2. The controller as described in claim 1, characterized in that, A first thermally conductive layer is applied between the control chip and the rear shell.
3. The controller as described in claim 1, characterized in that, A second thermally conductive layer is coated between the flat heat pipe and the control chip.
4. The controller as described in claim 1, characterized in that, A third thermally conductive layer is coated between the cooling chip and the flat heat pipe, and a fourth thermally conductive layer is coated between the cooling chip and the rear shell.

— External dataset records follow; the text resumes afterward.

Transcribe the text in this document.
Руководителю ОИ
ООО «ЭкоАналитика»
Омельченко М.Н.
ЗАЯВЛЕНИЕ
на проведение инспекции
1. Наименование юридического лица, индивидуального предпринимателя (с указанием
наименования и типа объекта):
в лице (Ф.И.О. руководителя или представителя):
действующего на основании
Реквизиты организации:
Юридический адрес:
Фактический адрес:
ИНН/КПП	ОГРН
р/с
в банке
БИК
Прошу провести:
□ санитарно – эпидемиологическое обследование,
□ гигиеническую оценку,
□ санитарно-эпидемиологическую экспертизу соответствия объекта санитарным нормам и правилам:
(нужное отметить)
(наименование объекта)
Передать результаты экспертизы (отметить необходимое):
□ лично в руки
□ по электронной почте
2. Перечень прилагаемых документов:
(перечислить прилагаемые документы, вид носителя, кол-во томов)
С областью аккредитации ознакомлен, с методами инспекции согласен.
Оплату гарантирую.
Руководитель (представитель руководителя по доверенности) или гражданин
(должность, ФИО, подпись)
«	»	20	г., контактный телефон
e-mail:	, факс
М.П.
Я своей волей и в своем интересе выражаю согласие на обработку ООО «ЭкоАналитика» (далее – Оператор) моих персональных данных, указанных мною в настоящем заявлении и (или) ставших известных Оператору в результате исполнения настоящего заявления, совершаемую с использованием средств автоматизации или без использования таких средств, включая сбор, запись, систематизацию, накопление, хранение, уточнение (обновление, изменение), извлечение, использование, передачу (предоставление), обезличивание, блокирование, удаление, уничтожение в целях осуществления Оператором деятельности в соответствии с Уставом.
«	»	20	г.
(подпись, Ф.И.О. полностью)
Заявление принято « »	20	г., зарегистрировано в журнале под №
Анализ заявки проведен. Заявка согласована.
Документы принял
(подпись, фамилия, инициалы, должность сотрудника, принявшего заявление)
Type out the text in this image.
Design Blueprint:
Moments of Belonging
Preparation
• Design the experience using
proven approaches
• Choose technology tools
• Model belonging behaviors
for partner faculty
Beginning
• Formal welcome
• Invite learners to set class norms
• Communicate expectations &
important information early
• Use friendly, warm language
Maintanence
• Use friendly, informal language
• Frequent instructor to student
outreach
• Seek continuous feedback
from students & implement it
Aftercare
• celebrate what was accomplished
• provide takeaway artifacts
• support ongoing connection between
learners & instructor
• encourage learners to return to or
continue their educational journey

5. The controller as described in claim 1, characterized in that, The control chip is connected to the PCB board via multiple pins. The flat heat pipe is located in the middle of the control chip, and the multiple pins are arranged on both sides of the control chip parallel to the flat heat pipe.
6. The controller as claimed in claim 1, characterized in that, The control chip is connected to the PCB board via multiple pins, and the flat heat pipe has at least one through hole through which the pins pass.
7. The controller as claimed in claim 1, characterized in that, The cooling chip is located above the control chip, and the first direction is the direction of gravity.
8. The controller as claimed in claim 1, characterized in that, The flat heat pipe extends from one side of the cooling plate to the opposite side.
9. The controller as claimed in claim 1, characterized in that, Multiple protrusions are formed on the inner wall of the rear shell, and the control chip and the cooling chip are respectively connected to different protrusions.
10. A control method for a horizontal compressor controller, characterized in that, Applied to the horizontal compressor controller as described in any one of claims 1-9; When the temperature of the control chip rises to the first preset temperature of the control chip, the PCB board starts to supply a weak DC current to the cooling chip, and the cooling chip starts to cool down. When the temperature of the control chip drops to the second preset temperature of the control chip, the PCB board stops supplying weak DC power to the cooling chip, and the cooling chip stops cooling.